Bila kita bicara tentang tumbuh-kembang anak, berkait dengan masalah pendidikan ataupun aktivitas bersekolah, maka kecerdasan menjadi hal utama yang banyak dibicarakan. Kita hampir selalu berpikir bahwa kecerdasan adalah hal yang paling penting diupayakan untuk tumbuh dan berkembang hingga titik optimal. Kecerdasan adalah faktor penentu keberhasilan hidup seorang anak, kelak kemudian hari. Jadi, kecerdasan wajib menjadi pusat perhatian dalam pembahasan tentang proses tumbuh-kembang anak, apalagi dalam pembahasan tentang pendidikan dan aktivitas bersekolah.

Untuk itu, sebelum kita bicara terlalu jauh tentang kecerdasan dan apa yang penting diperhatikan untuk mendukung proses tumbuh-kembang seorang anak, maka marilah kita renungkan sejenak: Sebetulnya, untuk kepentingan siapa kita bicara tentang hal itu. Untuk kepentingan anak atau untuk kepentingan orangtua? Bila anda menyimpulkan bahwa pembicaraan tentang hal itu adalah untuk kepentingan anda selaku orangtua, maka sebaiknya anda berhenti di sini dan abaikan naskah yang sedang anda baca ini. Bila anda menyimpulkan bahwa pembicaraan tentang hal itu adalah untuk kepentingan anak anda, ayo kita lanjutkan pembahasan tentang itu.
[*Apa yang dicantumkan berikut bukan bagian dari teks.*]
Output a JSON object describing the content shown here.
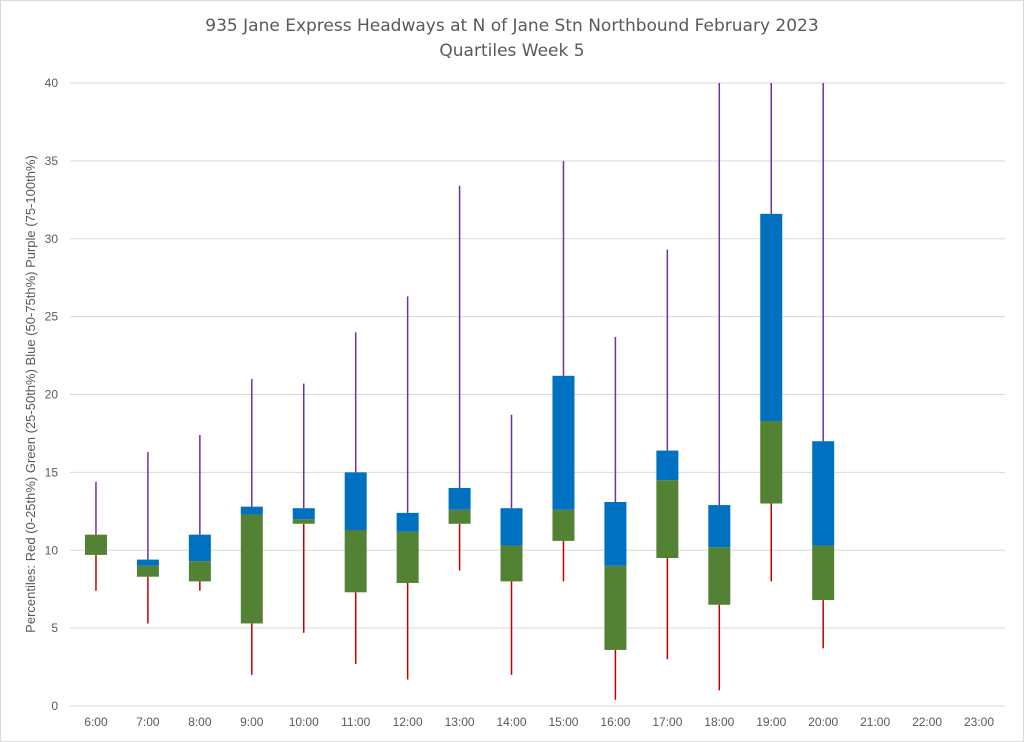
{
  "chart_data": {
    "type": "box",
    "title": "935 Jane Express Headways at N of Jane Stn Northbound February 2023",
    "subtitle": "Quartiles Week 5",
    "ylabel": "Percentiles: Red (0-25th%) Green (25-50th%) Blue (50-75th%) Purple (75-100th%)",
    "xlabel": "",
    "ylim": [
      0,
      40
    ],
    "yticks": [
      "0",
      "5",
      "10",
      "15",
      "20",
      "25",
      "30",
      "35",
      "40"
    ],
    "grid": "horizontal",
    "categories": [
      "6:00",
      "7:00",
      "8:00",
      "9:00",
      "10:00",
      "11:00",
      "12:00",
      "13:00",
      "14:00",
      "15:00",
      "16:00",
      "17:00",
      "18:00",
      "19:00",
      "20:00",
      "21:00",
      "22:00",
      "23:00"
    ],
    "series": [
      {
        "color": "#c00000",
        "values": [
          7.4,
          5.3,
          7.4,
          2.0,
          4.7,
          2.7,
          1.7,
          8.7,
          2.0,
          8.0,
          0.4,
          3.0,
          1.0,
          8.0,
          3.7,
          null,
          null,
          null
        ]
      },
      {
        "color": "#548235",
        "values": [
          9.7,
          8.3,
          8.0,
          5.3,
          11.7,
          7.3,
          7.9,
          11.7,
          8.0,
          10.6,
          3.6,
          9.5,
          6.5,
          13.0,
          6.8,
          null,
          null,
          null
        ]
      },
      {
        "color": "#0070c0",
        "values": [
          11.0,
          9.0,
          9.3,
          12.3,
          12.0,
          11.3,
          11.2,
          12.6,
          10.3,
          12.6,
          9.0,
          14.5,
          10.2,
          18.3,
          10.3,
          null,
          null,
          null
        ]
      },
      {
        "color": "#7030a0",
        "values": [
          11.0,
          9.4,
          11.0,
          12.8,
          12.7,
          15.0,
          12.4,
          14.0,
          12.7,
          21.2,
          13.1,
          16.4,
          12.9,
          31.6,
          17.0,
          null,
          null,
          null
        ]
      },
      {
        "color": "#7030a0",
        "values": [
          14.4,
          16.3,
          17.4,
          21.0,
          20.7,
          24.0,
          26.3,
          33.4,
          18.7,
          35.0,
          23.7,
          29.3,
          40.0,
          40.0,
          40.0,
          null,
          null,
          null
        ]
      }
    ],
    "colors": {
      "whisker_low": "#c00000",
      "box_lower": "#548235",
      "box_upper": "#0070c0",
      "whisker_high": "#7030a0",
      "grid": "#d9d9d9",
      "text": "#595959"
    }
  }
}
Bila kita setuju bahwa anaklah yang menjadi pusat perhatian, maka seluruh pemikiran kita tentang hal itu perlu diarahkan berdasarkan kepentingan anak. Berkait dengan isu tentang kecerdasan, maka yang perlu dipahami adalah bahwa fokus perhatian kita selalu pada MAKNA kecerdasan, bukan SKOR atau nilai angka yang mewakili/ menunjukkan posisi si anak dibanding anak lain di kelompok usianya. Jadi, pola berpikir kita perlu diarahkan untuk memahami bagaimana tingkat kemampuan si anak mengolah dan memanfaatkan pengetahuan yang dimiliki untuk hidup lebih baik. Bukannya sekedar menjadi tahu apakah si anak dinilai lebih baik atau kurang baik, dibanding anak lain yang seusia.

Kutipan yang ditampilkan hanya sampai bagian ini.